One of the largest palatial structure in the world, The Forbidden City is definitely a reflection to China’s past grandeur once home to Ming and Qing dynastic Emperors since it’s first creation in the 15th century. The former Imperial city today the palace Museum epitomizes the supremacy of imperial power – a city within a city with secular and military architecture covering 74 hectares of land surrounded by more than 50 metres wide moat encompassing some majestic halls, entrance gates and royal pavilions. Like many great dynastic lineages that of the Forbidden City somewhat reminds me of the great Ottoman empire and the creation of the fabulous Topkapi palace in Istanbul. It might not be as gigantic as that of the Forbidden City, but political intrigues and stories of the inner chambers relating to eunuchs, princes and princesses are as impressive. One of the stories I enjoyed reading about Topkapi and the Ottoman splendours is perhaps that of Noel Barber’s historic novel “Lords of the golden Horn”. Rebellion, conspiracy and assassinations are part of life within the palace wall of the Forbidden City, from its founding till the last rulers. One story tell of the last Ming emperor Chongzhen who hanged himself on Jingshan Hill the imperial garden following the capture of the city by Li Zicheng, leader of the pheasant rebels. Another story which has been often fictionalized in novels is that of the rise of the royal concubine Cixi to the height of becoming the Empress Dowager, the Opium wars, the Taiping rebellion and the Boxers or the sad story of the “royal prisoner” Pu Yi the last Qing emperor who abdicated in 1922. The palace grounds is spacious and walking around the city do give you that feeling of magnificence with long walks from one pavilion to another. The pavilions are elegantly designed and so is the overall structure of the palatial complex requiring hundreds of craftsmen to build the city, laying the grounds for palatial constructions each conveys to its particular imperial symbolism based on numerology and traditional colours ranging from black, red, yellow, green and white.

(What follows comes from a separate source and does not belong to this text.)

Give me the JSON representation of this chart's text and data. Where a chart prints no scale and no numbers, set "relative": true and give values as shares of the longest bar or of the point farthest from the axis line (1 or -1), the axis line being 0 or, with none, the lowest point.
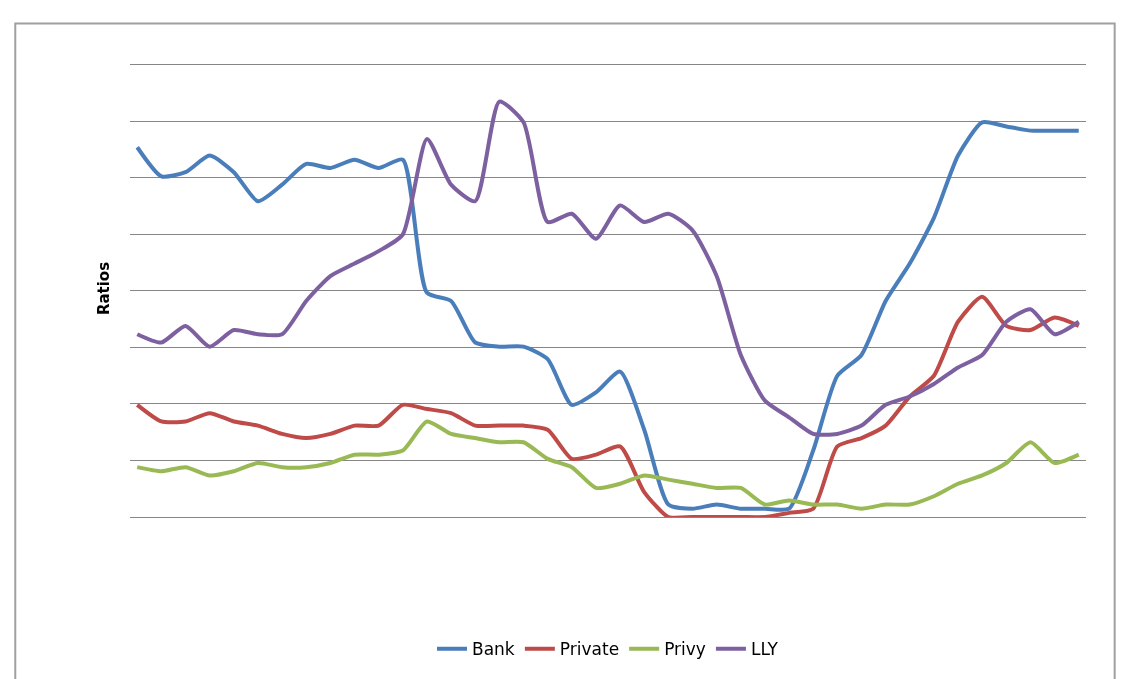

The enigmatic and imposing Forbidden City
My visit continues while admiring some beautifully carved lintels decorating red gold coloured gates enhancing royal pavilions.
The Forbidden city is truly a maze of some impressive buildings and gardens – silent witnesses to the glorious past of emperors and empresses of China.
After some hours lingering within the fabulous walls of the Forbidden City, I left the palace through the famous eastern glorious gates facing Tienanmen square.